While on the Supreme Court bench, he was a member of the Judicial Conduct Committee of the Judicial Service Commission between 2019 and 2023. In that capacity, he wrote for a majority of the Judicial Conduct Appeal Committee in dismissing Chief Justice Mogoeng Mogoeng's appeal against a finding of misconduct arising from Mogoeng's public remarks about the State of Israel.

=== Constitutional Court ===

Between July and December 2017, he was an acting judge in the Constitutional Court of South Africa, filling the seat of Raymond Zondo. He wrote the Constitutional Court's majority judgement in Levenstein v Estate of the Late Sidney Lewis Frankel, which declared Section 18 of the Criminal Procedure Act to be unconstitutional insofar as it prescribed a 20-year limit on the prosecution of certain sexual offences.'

=== Electoral Court ===

In August 2022, Zondi was appointed as acting chairperson of the Electoral Court of South Africa, a specialised court established to review decisions of the Electoral Commission. In October that year, he was one of two candidates interviewed to fill the position permanently, the other being Connie Mocumie. He told the Judicial Service Commission that he would increase the size of the court from five judges to ten in order to deal with the anticipated increase in workload ahead of the 2024 general election. The commission recommended him for appointment, and President Cyril Ramaphosa confirmed his permanent appointment in December 2022.
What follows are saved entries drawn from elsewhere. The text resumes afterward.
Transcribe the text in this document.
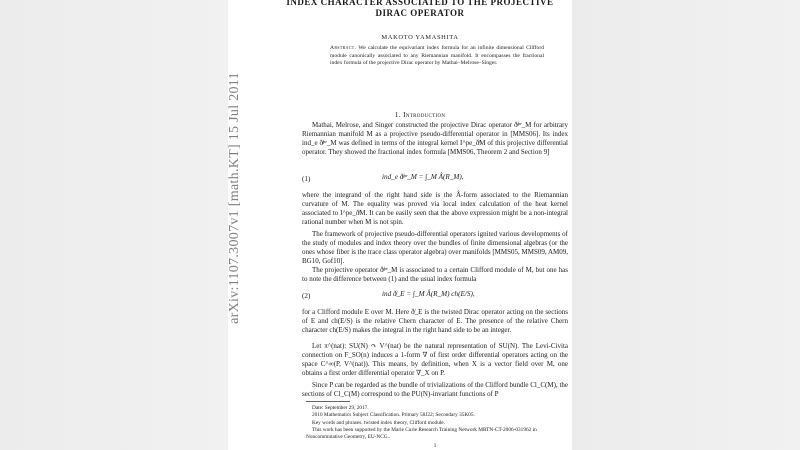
arXiv:1107.3007v1 [math.KT] 15 Jul 2011
INDEX CHARACTER ASSOCIATED TO THE PROJECTIVE
DIRAC OPERATOR
MAKOTO YAMASHITA
Abstract. We calculate the equivariant index formula for an infinite dimensional Clifford module canonically associated to any Riemannian manifold. It encompasses the fractional index formula of the projective Dirac operator by Mathai–Melrose–Singer.
1. Introduction
Mathai, Melrose, and Singer constructed the projective Dirac operator ð̸ᵖᵉ_M for arbitrary Riemannian manifold M as a projective pseudo-differential operator in [MMS06]. Its index ind_e ð̸ᵖᵉ_M was defined in terms of the integral kernel I^pe_ð̸M of this projective differential operator. They showed the fractional index formula [MMS06, Theorem 2 and Section 9]
(1)	ind_e ð̸ᵖᵉ_M = ∫_M Â(R_M),
where the integrand of the right hand side is the Â-form associated to the Riemannian curvature of M. The equality was proved via local index calculation of the heat kernel associated to I^pe_ð̸M. It can be easily seen that the above expression might be a non-integral rational number when M is not spin.
The framework of projective pseudo-differential operators ignited various developments of the study of modules and index theory over the bundles of finite dimensional algebras (or the ones whose fiber is the trace class operator algebra) over manifolds [MMS05, MMS09, AM09, BG10, Gof10].
The projective operator ð̸ᵖᵉ_M is associated to a certain Clifford module of M, but one has to note the difference between (1) and the usual index formula
(2)	ind ð̸_E = ∫_M Â(R_M) ch(E/S),
for a Clifford module E over M. Here ð̸_E is the twisted Dirac operator acting on the sections of E and ch(E/S) is the relative Chern character of E. The presence of the relative Chern character ch(E/S) makes the integral in the right hand side to be an integer.
Let π^(nat): SU(N) ↷ V^(nat) be the natural representation of SU(N). The Levi-Civita connection on F_SO(n) induces a 1-form ∇ of first order differential operators acting on the space C^∞(P, V^(nat)). This means, by definition, when X is a vector field over M, one obtains a first order differential operator ∇_X on P.
Since P can be regarded as the bundle of trivializations of the Clifford bundle Cl_C(M), the sections of Cl_C(M) correspond to the PU(N)-invariant functions of P
Date: September 29, 2017.
2010 Mathematics Subject Classification. Primary 58J22; Secondary 35K05.
Key words and phrases. twisted index theory, Clifford module.
This work has been supported by the Marie Curie Research Training Network MRTN-CT-2006-031962 in Noncommutative Geometry, EU-NCG..
1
Zondi was chairperson of the Electoral Court during the 2024 South African general election. In that capacity, in April 2024, he wrote the majority judgment in MK Party v Electoral Commission, in which the court ruled that former President Zuma was eligible to stand as a candidate for his MK Party in the election. That judgment was overturned by the Constitutional Court in May 2024.

=== Deputy Presidency ===
On 21 May 2024, the Judicial Service Commission interviewed Zondi as the sole candidate for appointment as deputy president of the Supreme Court of Appeal. President Ramaphosa had nominated Zondi for that position in February, as the incumbent deputy president, Xola Petse, was due to retire on 10 July. The Constitutional Court had handed down judgment in MK Party the day before his interview, and, when asked about the divergence between his judgment and that of the higher court, Zondi said that there was "no right or wrong" in statutory interpretation.

After the interviews, the Judicial Service Commission announced that it would recommend Zondi as suitable for appointment as deputy president.

== Personal life ==

Zondi has a spouse, Vera, and three children.